Connecticut residents who believe their state should be the first in the nation to set up a public health insurance option to compete with private insurers should brace themselves for what will be a beautifully packaged, seemingly well-researched study from the insurance industry to convince them otherwise.

America's Health Insurance Plans (AHIP), a big Washington-based lobbying group, last week told Connecticut lawmakers (pdf) that -- surprise, surprise -- they would be making a very big mistake if they approved funding to get the public option, called SustiNet, up and running.
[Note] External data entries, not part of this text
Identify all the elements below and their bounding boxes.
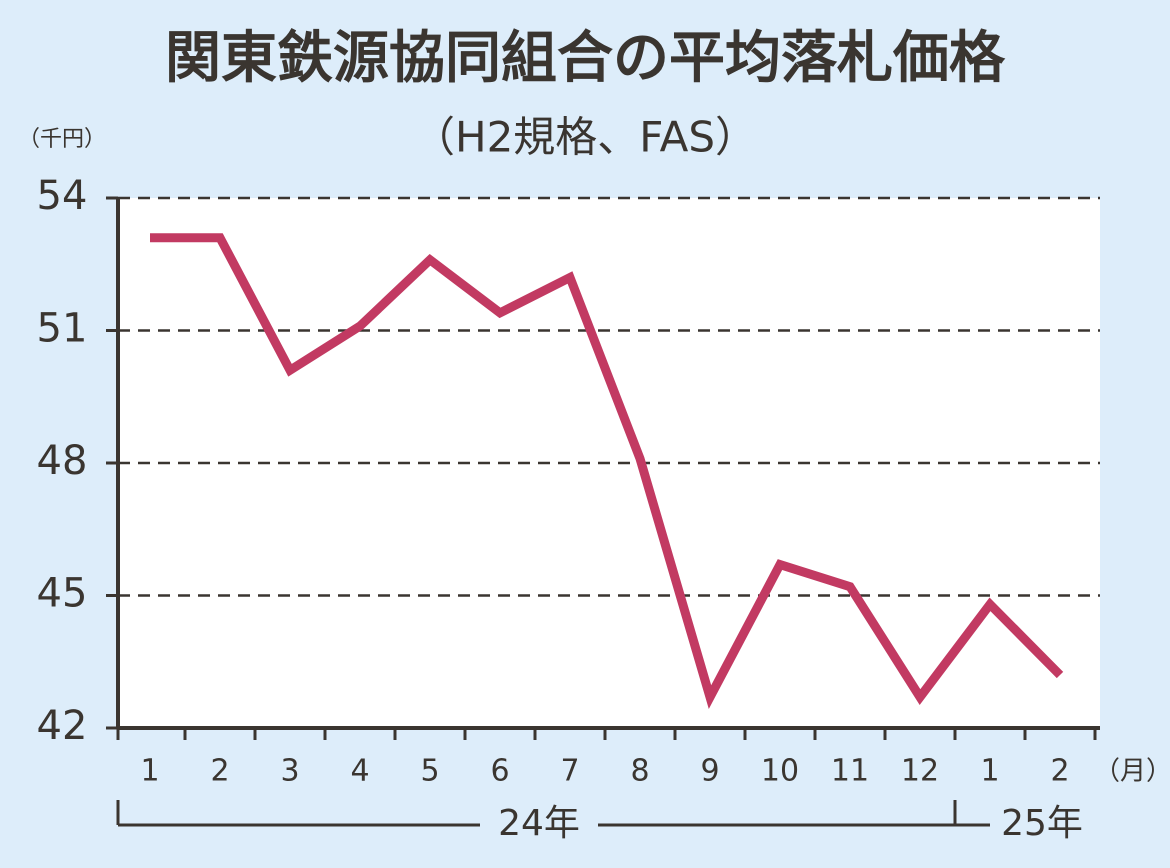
x-tick-label: 12 bbox=[901, 754, 939, 789]
year-label: 24年 bbox=[498, 803, 580, 844]
x-tick-label: 1 bbox=[980, 754, 999, 789]
x-tick-label: 6 bbox=[490, 754, 509, 789]
x-tick-label: 7 bbox=[560, 754, 579, 789]
x-tick-label: 4 bbox=[350, 754, 369, 789]
x-tick-label: 10 bbox=[761, 754, 799, 789]
x-tick-label: 2 bbox=[210, 754, 229, 789]
chart-title: 関東鉄源協同組合の平均落札価格 bbox=[165, 26, 1006, 91]
y-tick-label: 51 bbox=[37, 306, 88, 352]
x-tick-label: 1 bbox=[140, 754, 159, 789]
x-tick-label: 5 bbox=[420, 754, 439, 789]
x-tick-label: 9 bbox=[700, 754, 719, 789]
x-tick-label: 3 bbox=[280, 754, 299, 789]
y-tick-label: 42 bbox=[37, 703, 88, 749]
x-unit: （月） bbox=[1094, 757, 1170, 787]
y-tick-label: 48 bbox=[37, 438, 88, 484]
data-line bbox=[150, 233, 1064, 709]
chart-subtitle: （H2規格、FAS） bbox=[413, 113, 757, 162]
year-label: 25年 bbox=[1001, 803, 1083, 844]
x-tick-label: 8 bbox=[630, 754, 649, 789]
y-unit: （千円） bbox=[18, 127, 106, 152]
x-tick-label: 11 bbox=[831, 754, 869, 789]
y-tick-label: 45 bbox=[37, 571, 88, 617]
x-tick-label: 2 bbox=[1050, 754, 1069, 789]
y-tick-label: 54 bbox=[37, 173, 88, 219]
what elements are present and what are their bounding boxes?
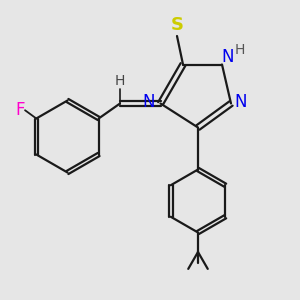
- Text: N: N: [143, 93, 155, 111]
- Text: H: H: [234, 43, 244, 57]
- Text: H: H: [115, 74, 125, 88]
- Text: S: S: [170, 16, 184, 34]
- Text: F: F: [15, 101, 24, 119]
- Text: N: N: [221, 48, 234, 66]
- Text: N: N: [234, 93, 247, 111]
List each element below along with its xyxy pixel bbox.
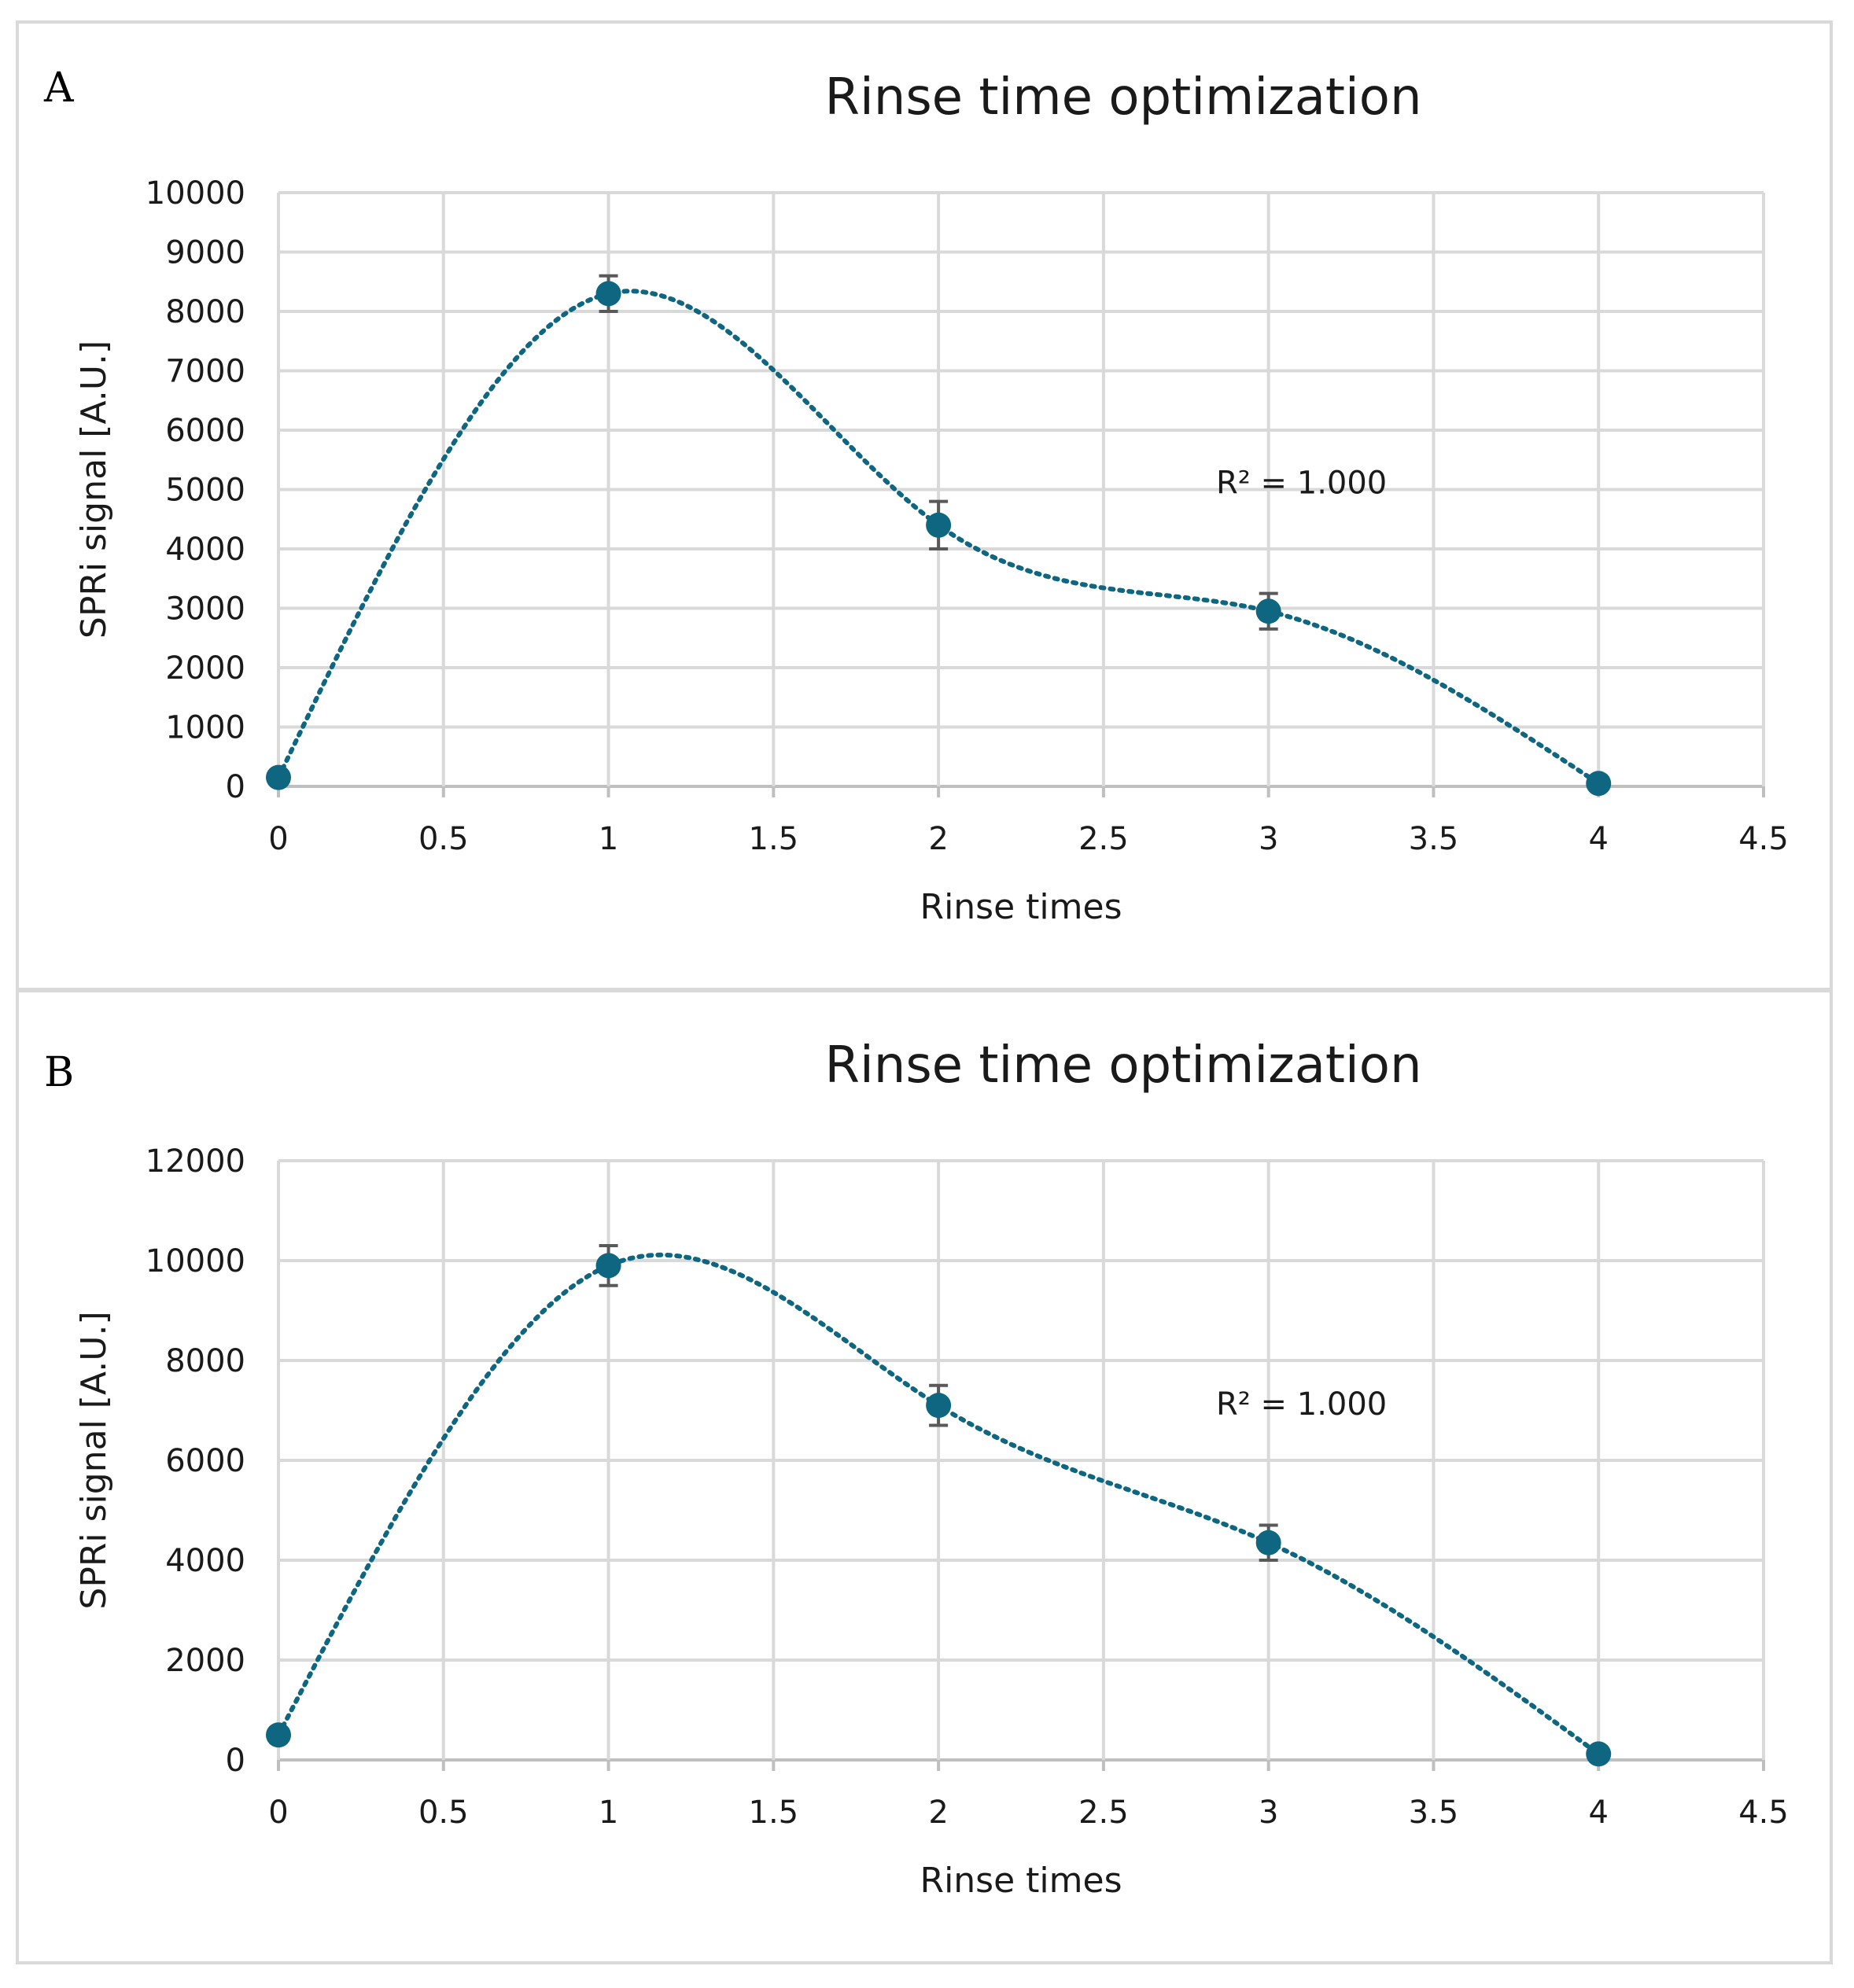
chart-title-a: Rinse time optimization: [825, 68, 1422, 127]
x-tick-label-b: 1.5: [749, 1795, 799, 1831]
x-tick-label-a: 0.5: [418, 821, 469, 857]
x-tick-label-b: 4: [1588, 1795, 1608, 1831]
panel-label-b: B: [44, 1049, 75, 1096]
data-point-b: [1586, 1741, 1612, 1767]
x-tick-label-b: 1: [599, 1795, 618, 1831]
y-tick-label-a: 3000: [165, 591, 245, 628]
x-tick-label-b: 2.5: [1078, 1795, 1129, 1831]
y-tick-label-a: 8000: [165, 294, 245, 330]
x-tick-label-a: 2.5: [1078, 821, 1129, 857]
y-tick-label-b: 10000: [146, 1243, 245, 1279]
y-tick-label-a: 0: [226, 769, 245, 805]
x-tick-label-a: 3: [1259, 821, 1278, 857]
y-tick-label-a: 1000: [165, 710, 245, 746]
x-tick-label-a: 1: [599, 821, 618, 857]
data-point-b: [595, 1253, 621, 1279]
y-tick-label-a: 4000: [165, 532, 245, 568]
x-axis-label-b: Rinse times: [920, 1861, 1122, 1901]
y-tick-label-a: 7000: [165, 354, 245, 390]
y-tick-label-a: 10000: [146, 175, 245, 212]
x-tick-label-a: 2: [928, 821, 948, 857]
y-tick-label-a: 2000: [165, 650, 245, 687]
chart-panel-b: B Rinse time optimization 0 2000 4000 6000 80…: [16, 989, 1833, 1964]
x-tick-label-a: 4.5: [1738, 821, 1789, 857]
panel-label-a: A: [44, 64, 74, 112]
chart-panel-a: A Rinse time optimization 0 1000 2000 3000 40…: [16, 20, 1833, 991]
chart-a: Rinse time optimization 0 1000 2000 3000 4000…: [74, 68, 1789, 927]
data-point-a: [595, 281, 621, 307]
y-tick-label-b: 12000: [146, 1143, 245, 1180]
data-point-b: [926, 1393, 952, 1419]
x-tick-label-b: 2: [928, 1795, 948, 1831]
data-point-a: [1586, 771, 1612, 797]
y-axis-label-a: SPRi signal [A.U.]: [74, 341, 114, 639]
y-tick-label-b: 0: [226, 1743, 245, 1779]
x-tick-label-a: 3.5: [1409, 821, 1459, 857]
x-tick-label-b: 3: [1259, 1795, 1278, 1831]
chart-b: Rinse time optimization 0 2000 4000 6000 8000…: [74, 1036, 1789, 1901]
data-point-a: [1255, 598, 1281, 624]
x-tick-label-b: 4.5: [1738, 1795, 1789, 1831]
y-tick-label-b: 6000: [165, 1443, 245, 1479]
x-tick-label-a: 1.5: [749, 821, 799, 857]
r-squared-annotation-a: R² = 1.000: [1216, 466, 1387, 502]
y-tick-label-a: 9000: [165, 235, 245, 271]
y-tick-label-b: 2000: [165, 1643, 245, 1679]
data-point-b: [1255, 1530, 1281, 1555]
x-tick-label-a: 4: [1588, 821, 1608, 857]
x-tick-label-a: 0: [268, 821, 288, 857]
data-point-a: [266, 764, 291, 790]
r-squared-annotation-b: R² = 1.000: [1216, 1386, 1387, 1423]
chart-title-b: Rinse time optimization: [825, 1036, 1422, 1095]
y-axis-label-b: SPRi signal [A.U.]: [74, 1311, 114, 1609]
data-point-a: [926, 512, 952, 538]
y-tick-label-a: 6000: [165, 413, 245, 449]
y-tick-label-a: 5000: [165, 473, 245, 509]
x-tick-label-b: 0.5: [418, 1795, 469, 1831]
x-tick-label-b: 3.5: [1409, 1795, 1459, 1831]
y-tick-label-b: 4000: [165, 1543, 245, 1579]
x-axis-label-a: Rinse times: [920, 887, 1122, 927]
x-tick-label-b: 0: [268, 1795, 288, 1831]
y-tick-label-b: 8000: [165, 1343, 245, 1379]
data-point-b: [266, 1722, 291, 1748]
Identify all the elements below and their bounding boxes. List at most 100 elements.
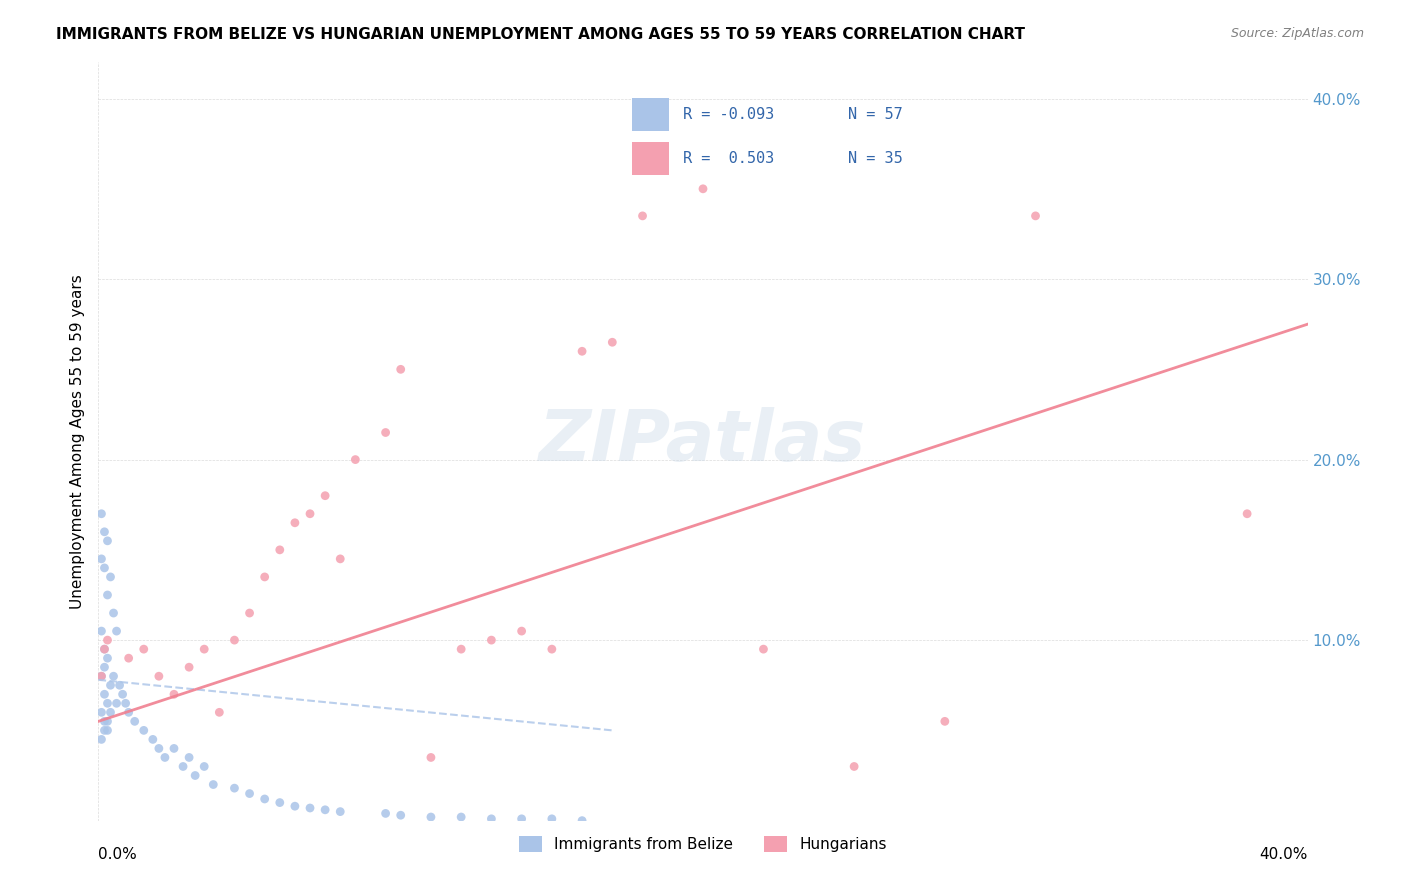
Point bbox=[420, 810, 443, 824]
Point bbox=[329, 552, 352, 566]
Point bbox=[105, 696, 128, 710]
Point bbox=[374, 806, 396, 821]
Point bbox=[105, 624, 128, 639]
Point bbox=[224, 781, 246, 796]
Point bbox=[284, 516, 307, 530]
Point bbox=[389, 362, 412, 376]
Point bbox=[111, 687, 134, 701]
Point bbox=[90, 507, 112, 521]
Point bbox=[420, 750, 443, 764]
Point bbox=[269, 542, 291, 557]
Point bbox=[631, 209, 654, 223]
Point bbox=[481, 633, 503, 648]
Point bbox=[269, 796, 291, 810]
Point bbox=[100, 678, 122, 692]
Point bbox=[93, 642, 115, 657]
Point bbox=[93, 561, 115, 575]
Point bbox=[142, 732, 165, 747]
Point bbox=[934, 714, 956, 729]
Point bbox=[1024, 209, 1046, 223]
Point bbox=[571, 814, 593, 828]
Point bbox=[96, 633, 118, 648]
Point bbox=[239, 787, 262, 801]
Text: ZIPatlas: ZIPatlas bbox=[540, 407, 866, 476]
Point bbox=[163, 741, 186, 756]
Point bbox=[93, 660, 115, 674]
Point bbox=[299, 801, 322, 815]
Point bbox=[692, 182, 714, 196]
Point bbox=[148, 741, 170, 756]
Point bbox=[118, 706, 141, 720]
Point bbox=[93, 723, 115, 738]
Point bbox=[90, 624, 112, 639]
Point bbox=[132, 723, 155, 738]
Bar bbox=[633, 142, 669, 175]
Point bbox=[540, 642, 562, 657]
Text: N = 57: N = 57 bbox=[848, 107, 903, 122]
Point bbox=[114, 696, 136, 710]
Point bbox=[193, 759, 215, 773]
Point bbox=[208, 706, 231, 720]
Point bbox=[96, 714, 118, 729]
Point bbox=[90, 732, 112, 747]
Text: 40.0%: 40.0% bbox=[1260, 847, 1308, 863]
Point bbox=[284, 799, 307, 814]
Point bbox=[90, 669, 112, 683]
Point bbox=[540, 812, 562, 826]
Point bbox=[153, 750, 176, 764]
Point bbox=[124, 714, 146, 729]
Point bbox=[90, 669, 112, 683]
Point bbox=[179, 750, 201, 764]
Point bbox=[96, 696, 118, 710]
Point bbox=[193, 642, 215, 657]
Point bbox=[100, 570, 122, 584]
Point bbox=[103, 606, 125, 620]
Point bbox=[844, 759, 866, 773]
Point bbox=[172, 759, 194, 773]
Text: N = 35: N = 35 bbox=[848, 151, 903, 166]
Text: 0.0%: 0.0% bbox=[98, 847, 138, 863]
Point bbox=[389, 808, 412, 822]
Point bbox=[253, 792, 276, 806]
Text: IMMIGRANTS FROM BELIZE VS HUNGARIAN UNEMPLOYMENT AMONG AGES 55 TO 59 YEARS CORRE: IMMIGRANTS FROM BELIZE VS HUNGARIAN UNEM… bbox=[56, 27, 1025, 42]
Point bbox=[224, 633, 246, 648]
Point bbox=[163, 687, 186, 701]
Point bbox=[510, 812, 533, 826]
Point bbox=[510, 624, 533, 639]
Text: Source: ZipAtlas.com: Source: ZipAtlas.com bbox=[1230, 27, 1364, 40]
Point bbox=[96, 651, 118, 665]
Point bbox=[100, 706, 122, 720]
Point bbox=[93, 524, 115, 539]
Point bbox=[314, 489, 336, 503]
Point bbox=[93, 642, 115, 657]
Point bbox=[450, 642, 472, 657]
Point bbox=[148, 669, 170, 683]
Point bbox=[239, 606, 262, 620]
Point bbox=[344, 452, 367, 467]
Y-axis label: Unemployment Among Ages 55 to 59 years: Unemployment Among Ages 55 to 59 years bbox=[69, 274, 84, 609]
Point bbox=[329, 805, 352, 819]
Point bbox=[253, 570, 276, 584]
Bar bbox=[633, 98, 669, 131]
Point bbox=[602, 335, 624, 350]
Point bbox=[299, 507, 322, 521]
Point bbox=[108, 678, 131, 692]
Point bbox=[96, 723, 118, 738]
Point bbox=[90, 552, 112, 566]
Point bbox=[184, 768, 207, 782]
Text: R = -0.093: R = -0.093 bbox=[683, 107, 775, 122]
Point bbox=[202, 778, 225, 792]
Point bbox=[179, 660, 201, 674]
Point bbox=[93, 714, 115, 729]
Point bbox=[90, 706, 112, 720]
Point bbox=[96, 588, 118, 602]
Point bbox=[450, 810, 472, 824]
Point bbox=[374, 425, 396, 440]
Point bbox=[314, 803, 336, 817]
Legend: Immigrants from Belize, Hungarians: Immigrants from Belize, Hungarians bbox=[513, 830, 893, 858]
Point bbox=[118, 651, 141, 665]
Point bbox=[481, 812, 503, 826]
Point bbox=[571, 344, 593, 359]
Point bbox=[132, 642, 155, 657]
Point bbox=[96, 533, 118, 548]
AHIP said it had hired "a well-known consulting firm" to produce a study that would support the conclusions the industry had already reached about SustiNet. AHIP even had the audacity to claim that said study would be an "objective analysis."

Having served for years as a member of AHIP's strategic communications committee, I know first-hand how the group uses what it purports to be objective research to scare people away from reforms insurers think might reduce their profits.

There are two things lawmakers can be certain of. One, "the study" they will get from AHIP, which was behind the successful effort to keep the federal government from creating a public option, will be anything but objective. And two, it will be the centerpiece of a multi-pronged strategic effort to scare people into believing, erroneously, that SustiNet will cost jobs, lead to higher taxes and bring to an abrupt halt the "market-based solutions" AHIP maintains insurers have brought to Connecticut.

What market-based solutions? More than 12 percent of Connecticut residents are uninsured, one of the highest rates in New England. An ever-growing number of small businesses are dropping coverage because of constant rate increases. And thousands of residents can't buy coverage at any price because of the insurers' "market-based solution" of refusing to sell policies to people with pre-existing conditions.

As an example of what to expect, lawmakers in Connecticut should look at how AHIP tried to fool people with an "objective" study it paid PriceWaterhouseCoopers (PWC) to do in late 2009 shortly before the U.S. Senate voted on health care reform. Unhappy with parts of the bill, AHIP hired PWC to conduct an analysis of the legislation to "prove" that the bill would actually increase -- not decrease -- health care costs. Journalists and Congressional staffers who did a little digging learned that AHIP had instructed PWC to ignore the parts of the bill that would save money. It was a classic example of how to lie with statistics.

Connecticut lawmakers can expect AHIP, which has a lot of money and clout but little credibility, to try to pull the same stunt in Hartford. They owe it to their constituents not to buy the bill of goods AHIP will be selling.